What are your typical rules that you go by for canceling a client’s order? I normally will always go out of my way to provide value for a client and always provide a redo but if the client isn’t satisfied. I normally cancel their gig after that. Any similar situations or rules you follow?
Is all about how you value your work. Me for example, if I know I already did a good work for that customer and he aske way much more, I cancel it for sure.
Also I suggest to avoid cancelations since you have not a lot of orders and try your best everytime but value your work and don’t work for free.
All the best,
I have had a similar experience where even when I did the modify work the customer cancel but I think its best they cancel than to have you doing more work for what its not worth.
Reply to @dukanu:
So you create logo’s correct. Pretend I am the customer. I get your first round of revisions and say nope. Don’t like them. Start over again. I get the next round nope. Don’t like them. Eventually you are essentially working for free. Some of the demands of a $5 customer are a little high.
Reply to @forcedlogic: In my case I do not offer any revision for $5 because I know how much I work for every logo. This is the reason why I deliver max 10 logos/day. So I cancel it if he ask me to redo the logo.

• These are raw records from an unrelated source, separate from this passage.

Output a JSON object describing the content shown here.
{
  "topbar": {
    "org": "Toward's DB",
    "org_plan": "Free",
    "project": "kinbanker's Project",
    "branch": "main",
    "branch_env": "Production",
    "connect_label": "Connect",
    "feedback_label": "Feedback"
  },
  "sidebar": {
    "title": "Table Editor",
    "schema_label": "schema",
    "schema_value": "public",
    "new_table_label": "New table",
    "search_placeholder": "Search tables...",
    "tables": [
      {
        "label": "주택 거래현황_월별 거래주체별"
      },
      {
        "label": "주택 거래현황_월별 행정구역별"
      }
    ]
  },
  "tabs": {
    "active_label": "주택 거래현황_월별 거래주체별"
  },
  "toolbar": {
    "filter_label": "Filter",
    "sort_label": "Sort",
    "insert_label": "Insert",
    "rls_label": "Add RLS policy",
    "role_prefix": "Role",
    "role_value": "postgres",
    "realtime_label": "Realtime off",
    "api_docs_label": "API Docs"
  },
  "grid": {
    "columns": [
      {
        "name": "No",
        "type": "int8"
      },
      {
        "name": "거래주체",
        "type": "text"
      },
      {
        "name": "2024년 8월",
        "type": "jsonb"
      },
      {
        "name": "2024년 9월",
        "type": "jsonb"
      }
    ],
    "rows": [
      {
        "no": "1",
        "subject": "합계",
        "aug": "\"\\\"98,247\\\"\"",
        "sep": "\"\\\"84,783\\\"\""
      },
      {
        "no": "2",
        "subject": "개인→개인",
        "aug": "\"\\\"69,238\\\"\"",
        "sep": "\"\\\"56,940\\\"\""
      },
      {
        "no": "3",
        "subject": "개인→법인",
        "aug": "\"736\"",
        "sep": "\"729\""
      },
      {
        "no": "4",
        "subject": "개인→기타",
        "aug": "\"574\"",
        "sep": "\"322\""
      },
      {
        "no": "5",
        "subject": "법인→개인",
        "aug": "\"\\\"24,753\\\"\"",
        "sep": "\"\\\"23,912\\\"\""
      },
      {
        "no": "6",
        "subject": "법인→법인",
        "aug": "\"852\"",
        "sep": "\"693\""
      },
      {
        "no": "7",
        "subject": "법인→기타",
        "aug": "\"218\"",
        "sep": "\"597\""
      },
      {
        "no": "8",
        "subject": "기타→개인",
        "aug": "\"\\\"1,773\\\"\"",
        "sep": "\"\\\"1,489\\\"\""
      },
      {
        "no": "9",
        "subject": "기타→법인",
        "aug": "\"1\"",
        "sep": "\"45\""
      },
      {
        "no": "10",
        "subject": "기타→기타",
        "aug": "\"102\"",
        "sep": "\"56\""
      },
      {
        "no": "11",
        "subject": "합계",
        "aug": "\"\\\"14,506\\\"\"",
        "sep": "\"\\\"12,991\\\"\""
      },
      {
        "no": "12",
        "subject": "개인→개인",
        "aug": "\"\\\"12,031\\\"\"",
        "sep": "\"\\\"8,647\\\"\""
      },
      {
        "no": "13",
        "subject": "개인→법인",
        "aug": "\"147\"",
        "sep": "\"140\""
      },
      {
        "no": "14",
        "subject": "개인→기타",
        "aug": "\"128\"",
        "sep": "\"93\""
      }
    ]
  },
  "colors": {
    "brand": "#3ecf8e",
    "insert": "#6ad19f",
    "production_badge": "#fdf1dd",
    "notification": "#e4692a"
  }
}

I’m ok why revisions if that take me max 10 minutes.
As long as revisions are what I consider to be reasonable, I’ll continue to update an order without too much fuss. “Reasonable” meaning the buyer notices a few typos (regardless of whose mistake it was), they don’t like the layout of a certain page but their preference is an easy fix, etc.

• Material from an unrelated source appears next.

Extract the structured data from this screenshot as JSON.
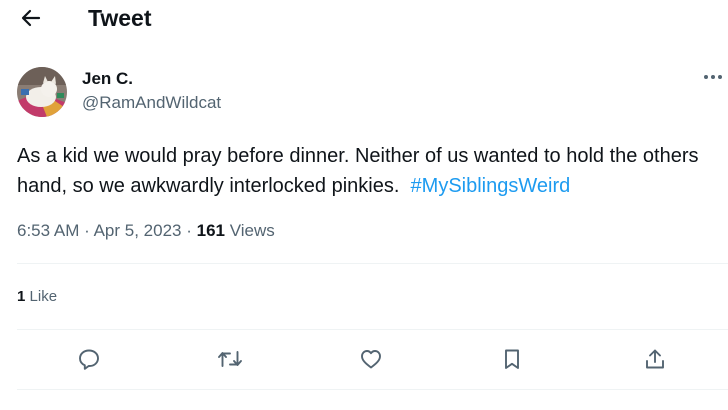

I’ll never forget when one company contacted me asking for a flyer - something that I don’t advertise as my specialty, but was willing to try - and first said “we like this element, but we’re also looking more of an ‘elegant’ feel” and then I would change to add whatever “elegance” is and they would suddenly change their mind on the initial element they did like. I made at least 4 completely new flyers for them and they kept saying it just wasn’t “quite” what they wanted. I had to cancel the order in the end, which was very upsetting because it meant I did all that work for no pay over several days - on top of being a student!
I’ve learned my lesson since then - I look out for buyers trying to get free work by asking for an entirely new version of the work they asked for. When they ask, I offer instead to tweak what’s there rather than starting from scratch. Those who won’t budge need to be directed to another creator/seller, because either your style is not their style, or they are trying to get more from you for less.
I’ve considered adding watermarks to my work before going through with officially submitting work, but I don’t want to come across as pretentious. Regardless, my “rule” is a little loose, but it’s necessary. I try to be a very lenient and helpful seller, but we have to look out for people trying to use us.